Nearby, Steven Solomon had taped his comics to an outdoor window. Like McNamara’s work, the series, titled Speed Paste Robot, placed the artist’s patchwork, referential, and unfiltered inner thoughts on paper. Reading a page and contemplating each drawing is a dense and absorbing process, and although Solomon explained that every comic is full of literary and historical references, they are so impossible to decipher that they become open-ended.

A few blocks away, Manju Shandler had arranged her mixed-media work in a corner of a shared exhibition space on an upper-level floor of an old studio building. She uses sewing and collage to annotate and reimagine the art historical canon, using classical themes to illustrate modern topics.

Using her sewing machine, Shandler, a former costume designer, stitches seams onto the paper of her prints and overlays 19th-century etchings onto the vibrant ink-blotted paper. On canvas works pinned to the walls, Shandler created a series depicting the horoscope. She made “Libra/Lady Justice,” portraying a single figure comprised of sculptures depicting women from Classicism, after the Supreme Court’s decision on Roe v. Wade as a testament to women’s anger and power.

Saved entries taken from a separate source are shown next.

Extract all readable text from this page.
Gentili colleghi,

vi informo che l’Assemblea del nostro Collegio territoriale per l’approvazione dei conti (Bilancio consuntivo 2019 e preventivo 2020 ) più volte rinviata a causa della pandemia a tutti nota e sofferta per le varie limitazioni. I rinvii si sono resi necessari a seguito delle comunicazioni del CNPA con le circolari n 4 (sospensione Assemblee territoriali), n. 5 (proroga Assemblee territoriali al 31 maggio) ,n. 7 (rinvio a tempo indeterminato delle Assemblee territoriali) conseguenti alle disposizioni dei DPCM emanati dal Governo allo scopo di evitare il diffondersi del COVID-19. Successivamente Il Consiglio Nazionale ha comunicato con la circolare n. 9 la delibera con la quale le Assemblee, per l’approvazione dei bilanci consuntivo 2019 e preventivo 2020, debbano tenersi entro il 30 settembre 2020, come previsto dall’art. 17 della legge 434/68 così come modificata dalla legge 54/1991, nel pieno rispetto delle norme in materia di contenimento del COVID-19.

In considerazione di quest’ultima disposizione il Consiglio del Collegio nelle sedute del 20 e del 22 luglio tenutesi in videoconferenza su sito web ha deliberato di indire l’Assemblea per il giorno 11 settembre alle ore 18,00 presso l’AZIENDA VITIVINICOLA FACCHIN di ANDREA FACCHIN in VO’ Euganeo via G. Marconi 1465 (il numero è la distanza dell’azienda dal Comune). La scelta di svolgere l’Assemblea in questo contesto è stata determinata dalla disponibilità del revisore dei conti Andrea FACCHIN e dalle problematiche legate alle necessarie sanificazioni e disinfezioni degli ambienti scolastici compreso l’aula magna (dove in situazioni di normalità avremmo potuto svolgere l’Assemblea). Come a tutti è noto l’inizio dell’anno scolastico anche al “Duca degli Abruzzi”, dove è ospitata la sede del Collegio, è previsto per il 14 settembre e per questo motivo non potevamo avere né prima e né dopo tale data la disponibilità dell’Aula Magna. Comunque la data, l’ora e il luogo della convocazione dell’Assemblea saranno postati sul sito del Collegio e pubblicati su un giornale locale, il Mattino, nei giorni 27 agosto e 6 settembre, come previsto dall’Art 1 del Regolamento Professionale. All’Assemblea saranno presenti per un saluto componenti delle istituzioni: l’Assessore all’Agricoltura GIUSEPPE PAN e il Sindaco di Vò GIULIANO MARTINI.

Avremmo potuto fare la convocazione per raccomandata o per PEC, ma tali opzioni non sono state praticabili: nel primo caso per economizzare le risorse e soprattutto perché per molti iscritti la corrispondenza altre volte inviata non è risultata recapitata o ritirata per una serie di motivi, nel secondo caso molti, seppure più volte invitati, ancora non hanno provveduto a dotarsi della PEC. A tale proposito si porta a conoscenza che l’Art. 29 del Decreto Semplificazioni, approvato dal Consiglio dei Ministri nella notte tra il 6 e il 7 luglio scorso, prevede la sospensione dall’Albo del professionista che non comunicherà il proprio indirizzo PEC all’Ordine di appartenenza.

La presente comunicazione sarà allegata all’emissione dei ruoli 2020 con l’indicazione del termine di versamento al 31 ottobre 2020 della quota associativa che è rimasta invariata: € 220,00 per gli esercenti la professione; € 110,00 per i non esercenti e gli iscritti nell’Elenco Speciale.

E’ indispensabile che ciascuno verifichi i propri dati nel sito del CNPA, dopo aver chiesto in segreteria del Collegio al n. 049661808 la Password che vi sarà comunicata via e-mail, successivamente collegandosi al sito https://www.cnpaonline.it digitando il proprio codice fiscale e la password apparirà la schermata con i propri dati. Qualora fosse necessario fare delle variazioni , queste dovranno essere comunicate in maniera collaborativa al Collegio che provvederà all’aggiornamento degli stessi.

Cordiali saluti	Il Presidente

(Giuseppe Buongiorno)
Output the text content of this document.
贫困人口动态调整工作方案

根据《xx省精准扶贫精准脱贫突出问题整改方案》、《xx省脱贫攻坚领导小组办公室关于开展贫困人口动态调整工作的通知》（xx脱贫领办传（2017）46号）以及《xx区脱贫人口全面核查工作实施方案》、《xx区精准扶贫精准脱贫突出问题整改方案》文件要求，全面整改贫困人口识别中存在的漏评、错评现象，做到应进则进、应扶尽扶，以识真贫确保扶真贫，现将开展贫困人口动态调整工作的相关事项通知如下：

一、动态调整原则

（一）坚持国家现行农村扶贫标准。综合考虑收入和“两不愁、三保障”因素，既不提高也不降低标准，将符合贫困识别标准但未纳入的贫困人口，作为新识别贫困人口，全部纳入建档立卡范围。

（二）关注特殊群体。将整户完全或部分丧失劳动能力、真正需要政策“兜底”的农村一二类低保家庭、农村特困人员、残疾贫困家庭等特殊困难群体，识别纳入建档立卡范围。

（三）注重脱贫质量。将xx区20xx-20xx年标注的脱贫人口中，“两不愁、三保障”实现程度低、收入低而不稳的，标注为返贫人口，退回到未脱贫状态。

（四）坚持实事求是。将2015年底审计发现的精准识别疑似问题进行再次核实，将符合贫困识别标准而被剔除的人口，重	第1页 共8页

“Libra/Lady Liberty” (2022) (courtesy Manju Shandler)

While many of the studios showcased art that was easy to look at — and acquire — Karen Gibbons’s sculptures were more difficult to imagine in one’s home. The wooden sculptures appeared extremely heavy, a layered and rough paint job lending them depth and gravity. The artist is a yoga teacher and art therapist, which might explain the works’ meditative quality.

Quiet but imposing, Gibbons’s work was a welcome break from Open Studios’s endless visual feast of colorful wall art. Most of the work on view was set at accessible price points, and people strolled through the studios carrying envelopes of pieces they’d purchased earlier in the day. Inside their studios, artists contemplated intimacy, society, and the working of the inner mind to create stunning collections of work. At Gowanus Open Studios, visitors were lucky to catch a glimpse into that process.